Sundays, for example, you weren’t allowed to eat anything at all because there were leftovers. There will be no cooking until the leftovers are finished. Sometimes we would eat leftover kugel or cold chicken through Thursday.
This is the twisted way our culture treated women. The mother did all the cooking but little of the sitting and eating. The family’s job was to finish the food because the mother “slaved over it”. But of course, don’t eat TOO much because it’s all so fattening, and you don’t need all that. But don’t you dare try and make something else because goddammit your mother slaved away in the kitchen for you.
It’s very confusing.
Plus, you know, cooking was a mother’s job, and the rest of us were supposed to serve and clear, but we never cooked. The kitchen was my mother’s domain, so we could never cook for ourselves. The only food in the house – other than occasional take-out – was what my mother made.
One of the many paradoxes of my life is that I have advocated tirelessly for liberating women from servile roles while not entirely freeing myself from their impacts.
I mean, I’ve definitely unlearned a lot of these practices. In my house, everyone cooks, everyone eats, and you’re allowed to prepare something even when there are leftovers. In fact, we sometimes do that heretical thing and throw out leftovers (gasp!). And mostly, we talk about food primarily in terms of taste, joy, and flavor. And often ethics, for the vegetarians and vegans around. And sometimes in terms of healthiness -- although it is tricky, because discussion of healthiness can devolve into food-policing. No matter what, never, ever language of diets or calories.
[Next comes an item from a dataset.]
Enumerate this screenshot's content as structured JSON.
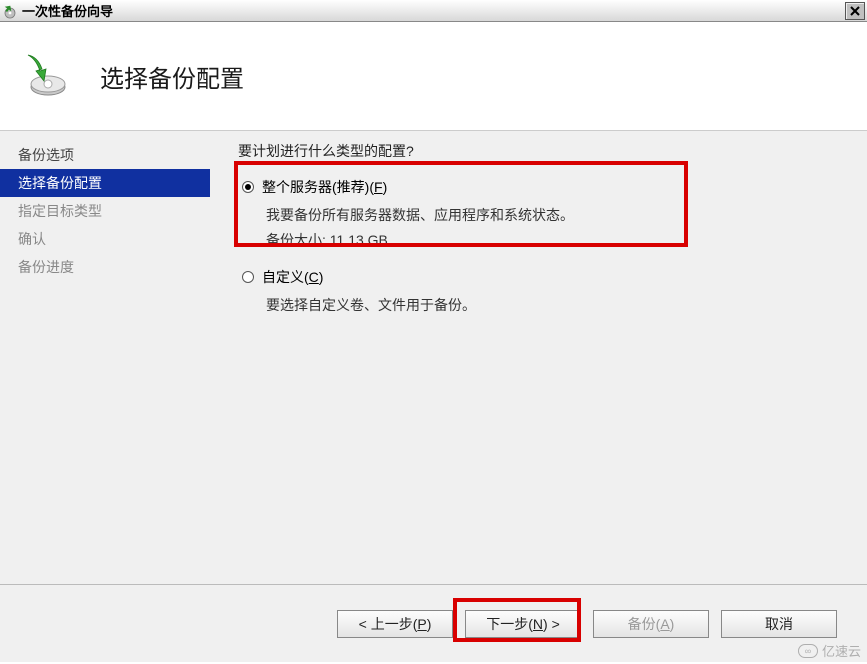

The word ‘fattening’ is categorically banned from our house, as is any discussion of points or fat content.
Still, despite all this work, I realize that I still harbor bad habits. I’m still eating for the wrong reasons. I do find myself feeling guilty about the leftovers and forcing myself to eat them out of guilt before I cook fresh food. I still do that….But mostly, I often find myself sitting with my beloved family eating food that I don’t necessarily want to eat because someone prepared it. Sometimes they even prepared it for me. I’m still eating out of guilt and obligation.
To be sure, there is something beautiful about it. When someone cooks for you, it can be a very loving act. In my house growing up, it was more of a resented chore than an act of love.
But today, in my house, it is definitely more of the loving gesture.
Still, what I discovered the other day is that I really do not want to be eating food out of guilt. Even if someone says, “I made it for you.”
Because those words – “You must eat it because I did this for you” – are not necessarily the right reason to eat. Guilt and obligation are not the reasons to eat. There are loving and compassionate ways to say “No” that reflect appreciation of the effort without putting our own bodies on the altar.
Mostly, I’m releasing from my kishkes the martyrdom of all the women who slaved away, unappreciated. The cultural servitude of women is a terrible stain on Jewish life. I will continue to fight for women’s freedom, equality, and right to live for ourselves. But I don’t have to eat what I don’t want to eat just to make someone else feel better. That’s a big lesson for me.
In this case, though, I decided to eat the rice. Because boiled rice with spicy stir-fry is also quite satisfying. And in this case, once I was able to release the traumas I was still holding on to, something else happened.
I actually tasted deep and enduring love that it was made with.